We use language all of the time. Because of this, we are all experts in language use. As native speakers of a language, we are experts in the intricacies of that language.

Why, then, do people study linguistics? Aren’t we all linguists?

Absolutely not.

We are experts in *using* language, but we are not experts in the methods we employ. Believe it or not, much of the process of speaking and hearing is not conscious. If it was, we would be sensorally overwhelmed with the sheer volume of words around us. Instead, listening comprehension involves a process of merging what we expect to hear with what we gauge to be the most important elements of what we do hear. The process of speaking involves merging our estimates of what the people we communicate with know and expect to hear with our understanding of the social expectations surrounding our words and our relationships and distilling these sources into a workable expression. The hearer will reconstruct elements of this process using cues that are sometimes conscious and sometimes not.

We often think of language as simple and mechanistic, but it is not simple at all. As conversational analysts, our job is to study conversation that we have access to in an attempt to reconstruct the elements that constituted the interaction. Even small chunks of conversation encode quite a bit of information.

The process of conversation analysis is very much contrary to our sense of language as regular language users. This makes the process of explaining our research to people outside our field difficult. It is difficult to justify the research, and it is difficult to explain why such small pieces of data can be so useful, when most other fields of research rely on greater volumes of data.

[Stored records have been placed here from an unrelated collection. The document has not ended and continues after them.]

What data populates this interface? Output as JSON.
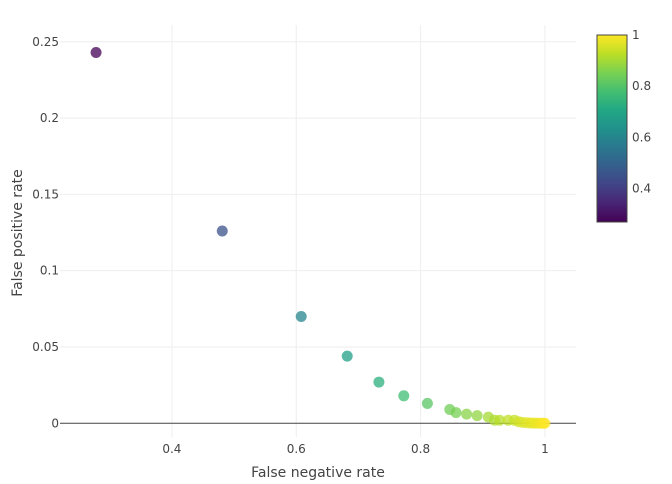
{
  "chart_data": {
    "type": "scatter",
    "title": "",
    "xlabel": "False negative rate",
    "ylabel": "False positive rate",
    "xlim": [
      0.22,
      1.05
    ],
    "ylim": [
      -0.009,
      0.261
    ],
    "x_ticks": [
      {
        "value": 0.4,
        "label": "0.4"
      },
      {
        "value": 0.6,
        "label": "0.6"
      },
      {
        "value": 0.8,
        "label": "0.8"
      },
      {
        "value": 1.0,
        "label": "1"
      }
    ],
    "y_ticks": [
      {
        "value": 0,
        "label": "0"
      },
      {
        "value": 0.05,
        "label": "0.05"
      },
      {
        "value": 0.1,
        "label": "0.1"
      },
      {
        "value": 0.15,
        "label": "0.15"
      },
      {
        "value": 0.2,
        "label": "0.2"
      },
      {
        "value": 0.25,
        "label": "0.25"
      }
    ],
    "grid": true,
    "colorscale": "viridis",
    "colorbar": {
      "range": [
        0.27,
        1.0
      ],
      "ticks": [
        {
          "value": 0.4,
          "label": "0.4"
        },
        {
          "value": 0.6,
          "label": "0.6"
        },
        {
          "value": 0.8,
          "label": "0.8"
        },
        {
          "value": 1.0,
          "label": "1"
        }
      ],
      "placement": "right"
    },
    "points": [
      {
        "x": 0.278,
        "y": 0.243,
        "c": 0.27
      },
      {
        "x": 0.481,
        "y": 0.126,
        "c": 0.45
      },
      {
        "x": 0.608,
        "y": 0.07,
        "c": 0.6
      },
      {
        "x": 0.682,
        "y": 0.044,
        "c": 0.68
      },
      {
        "x": 0.733,
        "y": 0.027,
        "c": 0.73
      },
      {
        "x": 0.773,
        "y": 0.018,
        "c": 0.77
      },
      {
        "x": 0.811,
        "y": 0.013,
        "c": 0.81
      },
      {
        "x": 0.847,
        "y": 0.009,
        "c": 0.84
      },
      {
        "x": 0.857,
        "y": 0.007,
        "c": 0.85
      },
      {
        "x": 0.874,
        "y": 0.006,
        "c": 0.87
      },
      {
        "x": 0.891,
        "y": 0.005,
        "c": 0.88
      },
      {
        "x": 0.909,
        "y": 0.004,
        "c": 0.9
      },
      {
        "x": 0.919,
        "y": 0.002,
        "c": 0.91
      },
      {
        "x": 0.927,
        "y": 0.002,
        "c": 0.92
      },
      {
        "x": 0.941,
        "y": 0.002,
        "c": 0.93
      },
      {
        "x": 0.951,
        "y": 0.002,
        "c": 0.94
      },
      {
        "x": 0.958,
        "y": 0.001,
        "c": 0.95
      },
      {
        "x": 0.965,
        "y": 0.0005,
        "c": 0.96
      },
      {
        "x": 0.972,
        "y": 0.0003,
        "c": 0.97
      },
      {
        "x": 0.978,
        "y": 0.0002,
        "c": 0.97
      },
      {
        "x": 0.983,
        "y": 0.0001,
        "c": 0.98
      },
      {
        "x": 0.988,
        "y": 0.0001,
        "c": 0.98
      },
      {
        "x": 0.993,
        "y": 0.0,
        "c": 0.99
      },
      {
        "x": 0.997,
        "y": 0.0,
        "c": 0.99
      },
      {
        "x": 1.0,
        "y": 0.0,
        "c": 1.0
      }
    ]
  }
}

In fact, a greater volume of data can be more harmful than helpful in conversation analysis. Conversation is heavily dependent on its context; on the people conversing, their relationship, their expectations, their experiences that day, the things on their mind, what they expect from each other and the situation, their understanding of language and expectations, and more. The same sentence can have greatly different meanings once those factors are taken into account.

At a time when there is so much talk of the glory of big data, it is especially important to keep in mind the contributions of small data. These contributions are the ones that jeopardize the utility and promise of big data, and if these contributions can be captured in creative ways, they will be the true promise of the field.

Not what language users expect to see, but rather what we use every day, more or less consciously.